Os planos de saúde individuais e familiares terão reajuste anual máximo de 5,11% em 2026. O percentual foi aprovado nesta sexta-feira (29) pela Agência Nacional de Saúde Suplementar (ANS) e ainda será oficializado por meio de publicação no Diário Oficial da União (DOU). A medida atinge cerca de 7,7 milhões de brasileiros que possuem contratos nessa modalidade em todo o país.
Os contratos individuais e familiares são aqueles firmados diretamente entre consumidores e operadoras, sem intermédio de empresas ou associações. Segundo dados da própria ANS, esse grupo representa aproximadamente 14,5% dos mais de 52 milhões de usuários de assistência médica suplementar no Brasil.
Reajuste dos planos de saúde é o menor em mais de duas décadas
O índice autorizado pela agência reguladora é considerado o menor desde o ano 2000, quando o percentual aplicado foi de 5,42%. A única exceção ocorreu em 2021, período marcado pela pandemia da covid-19, quando houve redução de 8,19% nos reajustes.
Na ocasião, a diminuição ocorreu porque milhares de beneficiários deixaram de realizar consultas, exames e procedimentos eletivos durante o isolamento social. Com a queda na utilização dos serviços médicos, os custos das operadoras também sofreram redução.
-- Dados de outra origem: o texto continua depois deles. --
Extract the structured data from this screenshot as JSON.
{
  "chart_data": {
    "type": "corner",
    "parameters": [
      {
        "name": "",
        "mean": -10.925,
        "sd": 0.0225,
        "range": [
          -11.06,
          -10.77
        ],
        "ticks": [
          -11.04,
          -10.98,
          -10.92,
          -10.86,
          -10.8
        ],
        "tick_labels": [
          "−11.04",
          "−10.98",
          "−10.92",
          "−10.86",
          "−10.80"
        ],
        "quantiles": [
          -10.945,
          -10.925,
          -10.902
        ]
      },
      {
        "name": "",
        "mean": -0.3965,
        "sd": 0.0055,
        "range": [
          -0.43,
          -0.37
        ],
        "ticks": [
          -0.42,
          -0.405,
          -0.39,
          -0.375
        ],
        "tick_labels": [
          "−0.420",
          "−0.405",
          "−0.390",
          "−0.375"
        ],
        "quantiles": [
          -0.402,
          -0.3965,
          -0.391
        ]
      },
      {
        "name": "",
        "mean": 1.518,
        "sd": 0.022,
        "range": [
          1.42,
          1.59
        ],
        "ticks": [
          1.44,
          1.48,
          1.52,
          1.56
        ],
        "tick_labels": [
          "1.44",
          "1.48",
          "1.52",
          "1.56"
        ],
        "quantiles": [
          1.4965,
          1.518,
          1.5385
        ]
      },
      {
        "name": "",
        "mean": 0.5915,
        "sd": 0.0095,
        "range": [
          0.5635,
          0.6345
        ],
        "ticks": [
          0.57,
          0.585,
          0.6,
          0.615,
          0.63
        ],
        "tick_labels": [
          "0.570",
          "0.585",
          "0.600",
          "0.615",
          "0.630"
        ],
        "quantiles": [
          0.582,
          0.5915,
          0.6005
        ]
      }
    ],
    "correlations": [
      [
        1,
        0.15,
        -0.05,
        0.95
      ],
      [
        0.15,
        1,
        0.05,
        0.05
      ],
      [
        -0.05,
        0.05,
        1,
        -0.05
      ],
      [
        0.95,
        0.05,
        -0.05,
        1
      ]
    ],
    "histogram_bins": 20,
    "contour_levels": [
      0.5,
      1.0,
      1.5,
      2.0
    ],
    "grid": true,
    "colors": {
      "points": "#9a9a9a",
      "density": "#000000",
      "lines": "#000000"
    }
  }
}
A sequência recente de reajustes demonstra desaceleração gradual nos últimos anos. Em 2022, o índice chegou a 15,5%. Já em 2023, o percentual caiu para 9,63%. Em 2024, o reajuste foi de 6,91%, seguido de 6,06% em 2025, até alcançar os atuais 5,11% para 2026.
Como o reajuste será aplicado
O aumento autorizado pela ANS vale apenas para contratos assinados a partir de 1º de janeiro de 1999. Além disso, o percentual só pode ser aplicado no mês de aniversário de cada contrato.
Nos casos em que o vencimento ocorreu entre maio e junho, as operadoras poderão iniciar a cobrança reajustada a partir de julho ou agosto, incluindo eventual retroatividade referente ao mês original de aplicação.
A definição do índice passou pela Diretoria de Normas e Habilitação dos Produtos da ANS e também recebeu validação do Ministério da Fazenda antes da aprovação final pela diretoria colegiada da agência.
Metodologia utilizada pela ANS
A agência informou que o cálculo do reajuste não considera apenas a inflação acumulada no período. Embora o IPCA-15 tenha registrado alta de 4,64% em 12 meses até maio, o percentual autorizado ficou acima desse indicador.
De acordo com a ANS, o cálculo leva em conta principalmente o comportamento das despesas assistenciais das operadoras e a frequência de utilização dos serviços médicos pelos consumidores.
A metodologia usada combina dois indicadores principais. O primeiro é o Índice de Valor das Despesas Assistenciais (IVDA), responsável por 80% da composição do reajuste. Os outros 20% são definidos com base no Índice Nacional de Preços ao Consumidor Amplo (IPCA).
O IVDA também considera fatores relacionados à eficiência operacional das empresas do setor e impactos gerados por mudanças de faixa etária dos beneficiários.
Planos de saúde também podem ter aumento por idade
Além do reajuste anual autorizado pela ANS, os contratos podem prever aumentos adicionais conforme a idade do beneficiário. Essas mudanças ocorrem em faixas etárias específicas determinadas em contrato, como aos 59 anos, por exemplo.
Esse tipo de correção segue regras próprias estabelecidas pela legislação e pelos contratos assinados entre usuários e operadoras.
Já os contratos empresariais e coletivos funcionam de forma diferente. Nesses casos, os percentuais são definidos diretamente entre empresas contratantes e operadoras de saúde, sem teto fixado pela agência reguladora.
Levantamento recente da ANS aponta que os reajustes médios dos planos coletivos e empresariais ficaram em 9,9% nos dois primeiros meses de 2026, registrando a menor variação dos últimos cinco anos.